Ten slotte heeft de raadsvrouw verzocht om de voorlopige hechtenis van verdachte per direct op te heffen.
Het oordeel van de rechtbank
Gelet op de aard en de ernst van het bewezen en strafbaar verklaarde, op de omstandigheden waaronder verdachte zich daaraan heeft schuldig gemaakt en op de persoon van de verdachte, zoals van een en ander uit het onderzoek ter terechtzitting is gebleken, acht de rechtbank de na te noemen beslissing passend.
Verdachte heeft een 16-jarig kind in de prostitutie gebracht en zich schuldig gemaakt aan mensenhandel. Verdachte is met het slachtoffer een relatie aangegaan en heeft haar zo geworven om in de prostitutie te werken. Verdachte was ten tijde van zijn handelen op de hoogte van de leeftijd van het slachtoffer.
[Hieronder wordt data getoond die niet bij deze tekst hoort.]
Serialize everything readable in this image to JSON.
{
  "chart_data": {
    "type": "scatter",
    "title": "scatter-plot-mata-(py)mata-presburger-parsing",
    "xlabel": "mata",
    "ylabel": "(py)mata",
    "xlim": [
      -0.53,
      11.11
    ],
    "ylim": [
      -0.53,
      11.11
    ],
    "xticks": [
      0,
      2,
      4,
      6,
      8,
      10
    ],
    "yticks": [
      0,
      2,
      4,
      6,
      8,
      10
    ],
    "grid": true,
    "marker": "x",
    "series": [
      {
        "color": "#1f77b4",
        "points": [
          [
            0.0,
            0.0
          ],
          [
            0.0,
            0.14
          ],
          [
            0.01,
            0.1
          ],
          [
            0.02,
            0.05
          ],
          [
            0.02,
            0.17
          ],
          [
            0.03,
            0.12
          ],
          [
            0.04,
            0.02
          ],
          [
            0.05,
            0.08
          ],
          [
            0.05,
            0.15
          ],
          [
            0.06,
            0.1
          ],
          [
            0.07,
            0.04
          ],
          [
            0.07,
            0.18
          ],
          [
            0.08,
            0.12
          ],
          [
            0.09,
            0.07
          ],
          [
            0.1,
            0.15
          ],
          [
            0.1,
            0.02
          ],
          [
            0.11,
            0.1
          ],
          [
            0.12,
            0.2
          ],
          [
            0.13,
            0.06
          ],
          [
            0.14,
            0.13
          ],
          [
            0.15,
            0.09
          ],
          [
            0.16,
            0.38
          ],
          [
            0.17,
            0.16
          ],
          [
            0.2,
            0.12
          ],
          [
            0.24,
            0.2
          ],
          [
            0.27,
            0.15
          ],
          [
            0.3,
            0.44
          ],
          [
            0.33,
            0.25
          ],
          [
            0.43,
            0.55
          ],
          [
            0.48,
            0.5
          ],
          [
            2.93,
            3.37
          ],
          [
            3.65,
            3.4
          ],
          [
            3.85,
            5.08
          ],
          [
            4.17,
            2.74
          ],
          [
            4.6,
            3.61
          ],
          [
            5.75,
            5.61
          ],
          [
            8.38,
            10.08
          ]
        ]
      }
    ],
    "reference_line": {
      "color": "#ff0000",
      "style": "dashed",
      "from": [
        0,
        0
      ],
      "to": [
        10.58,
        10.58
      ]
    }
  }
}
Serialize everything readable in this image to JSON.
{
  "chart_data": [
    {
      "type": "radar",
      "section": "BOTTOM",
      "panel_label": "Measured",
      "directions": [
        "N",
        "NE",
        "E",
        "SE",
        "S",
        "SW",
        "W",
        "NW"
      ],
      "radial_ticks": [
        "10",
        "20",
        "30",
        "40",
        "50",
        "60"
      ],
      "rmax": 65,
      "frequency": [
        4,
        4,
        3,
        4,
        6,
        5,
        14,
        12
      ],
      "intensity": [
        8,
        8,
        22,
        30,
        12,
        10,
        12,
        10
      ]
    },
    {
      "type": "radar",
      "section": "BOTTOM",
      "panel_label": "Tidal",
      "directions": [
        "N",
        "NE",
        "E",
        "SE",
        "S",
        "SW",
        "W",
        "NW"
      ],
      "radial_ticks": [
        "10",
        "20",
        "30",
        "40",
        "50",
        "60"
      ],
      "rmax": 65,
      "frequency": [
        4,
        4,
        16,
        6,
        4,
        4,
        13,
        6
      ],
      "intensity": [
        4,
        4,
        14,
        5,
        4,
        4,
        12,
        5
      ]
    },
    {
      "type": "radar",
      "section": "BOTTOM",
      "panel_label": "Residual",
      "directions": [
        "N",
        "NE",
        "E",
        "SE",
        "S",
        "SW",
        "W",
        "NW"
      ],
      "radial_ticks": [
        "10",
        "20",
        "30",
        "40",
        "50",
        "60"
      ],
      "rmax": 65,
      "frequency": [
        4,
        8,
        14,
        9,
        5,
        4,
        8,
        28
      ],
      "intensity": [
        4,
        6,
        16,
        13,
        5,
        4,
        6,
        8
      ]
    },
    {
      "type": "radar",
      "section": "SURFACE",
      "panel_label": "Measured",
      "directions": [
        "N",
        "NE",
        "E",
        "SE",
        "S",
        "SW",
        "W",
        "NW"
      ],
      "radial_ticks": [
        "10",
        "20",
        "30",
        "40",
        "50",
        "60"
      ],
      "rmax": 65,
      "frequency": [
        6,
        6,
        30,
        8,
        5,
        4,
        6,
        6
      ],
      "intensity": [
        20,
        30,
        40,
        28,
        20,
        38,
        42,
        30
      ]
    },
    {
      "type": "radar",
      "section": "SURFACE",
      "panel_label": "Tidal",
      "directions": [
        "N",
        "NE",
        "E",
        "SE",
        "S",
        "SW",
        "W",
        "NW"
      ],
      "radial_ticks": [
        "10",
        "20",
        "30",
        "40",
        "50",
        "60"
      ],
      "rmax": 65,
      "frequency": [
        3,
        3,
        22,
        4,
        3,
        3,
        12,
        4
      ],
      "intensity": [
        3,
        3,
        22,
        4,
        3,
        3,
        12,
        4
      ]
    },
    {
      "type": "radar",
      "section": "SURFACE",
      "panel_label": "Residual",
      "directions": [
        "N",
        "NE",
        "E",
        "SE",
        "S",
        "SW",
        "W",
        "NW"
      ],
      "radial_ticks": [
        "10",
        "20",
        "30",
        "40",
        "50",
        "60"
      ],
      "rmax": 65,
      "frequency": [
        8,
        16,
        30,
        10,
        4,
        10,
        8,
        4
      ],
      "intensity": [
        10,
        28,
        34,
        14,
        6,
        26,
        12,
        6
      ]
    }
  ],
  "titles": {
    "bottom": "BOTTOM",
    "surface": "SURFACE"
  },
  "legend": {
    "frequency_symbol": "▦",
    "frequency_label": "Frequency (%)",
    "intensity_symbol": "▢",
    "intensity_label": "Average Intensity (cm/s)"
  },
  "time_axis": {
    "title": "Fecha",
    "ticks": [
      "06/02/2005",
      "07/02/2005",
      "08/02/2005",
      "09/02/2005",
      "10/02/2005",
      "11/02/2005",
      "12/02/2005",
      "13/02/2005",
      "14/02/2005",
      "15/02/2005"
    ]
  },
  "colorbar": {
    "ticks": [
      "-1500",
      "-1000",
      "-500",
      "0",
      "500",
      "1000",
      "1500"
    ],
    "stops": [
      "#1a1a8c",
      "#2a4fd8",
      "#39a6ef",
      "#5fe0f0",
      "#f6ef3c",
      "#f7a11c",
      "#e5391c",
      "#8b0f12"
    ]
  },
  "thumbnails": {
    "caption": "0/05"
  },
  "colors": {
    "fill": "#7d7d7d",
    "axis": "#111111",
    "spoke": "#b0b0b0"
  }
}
Mensenhandel waarbij iemand in de prostitutie wordt gebracht is een vergaande en ontluisterende manier van uitbuiting, waarbij de lichamelijke en geestelijke integriteit van het slachtoffer ondergeschikt wordt gemaakt aan de zucht naar geldelijk gewin van de uitbuiter. Dit blijkt in onderhavig geval onder andere uit het feit dat verdachte in een telefoongesprek met een derde persoon aan het slachtoffer heeft gerefereerd als ‘werk’. Het is een feit van algemene bekendheid dat slachtoffers van dergelijke feiten doorgaans nog lange tijd de psychische gevolgen hiervan ondervinden. Of het slachtoffer in deze zaak het allemaal prima vond of dat er mogelijk zelfs van haar de nodige initiatieven uit zijn gegaan, doet niet ter zake. Artikel 273f Wetboek van Strafrecht is ook bedoeld om minderjarigen te beschermen tegen zichzelf. Minderjarigen worden niet in staat geacht de gevolgen van dergelijk gedrag op langere termijn te overzien. Verdachte heeft zich geen enkele rekenschap gegeven van de mogelijke gevolgen die het slachtoffer zou kunnen ondervinden van zijn handelen.
De rechtbank heeft acht geslagen op het uittreksel justitiële documentatie d.d. 5 januari 2017, waaruit blijkt dat verdachte eerder is veroordeeld voor het plegen van strafbare feiten.
Op grond van in het bijzonder de ernst van het feit acht de rechtbank in beginsel oplegging van een onvoorwaardelijke vrijheidsstraf van langere duur gerechtvaardigd. Als strafverzwarende factor weegt de rechtbank mee dat verdachte misbruik heeft gemaakt van een 16-jarig kind Als strafverminderende factor weegt de rechtbank mee dat de rechtbank een kortere periode dan de officier van justitie heeft gevorderd, bewezen heeft verklaard. De rechtbank zal een deel van de op te leggen vrijheidsstraf voorwaardelijk opleggen om verdachte er in de toekomst van te weerhouden wederom strafbare feiten te begaan. De rechtbank legt conform de eis van de officier van justitie aan verdachte een gevangenisstraf voor de duur van 26 maanden op, met aftrek van het voorarrest, waarvan een gedeelte van 6 maanden voorwaardelijk met een proeftijd van 2 jaar. Daarnaast legt de rechtbank aan verdachte een contactverbod met [slachtoffer] op voor de duur van 2 jaar in de vorm van een maatregel strekkende tot beperking van de vrijheid.
De rechtbank wijst het verzoek tot opheffing van de voorlopige hechtenis, gelet op het voorgaande, af.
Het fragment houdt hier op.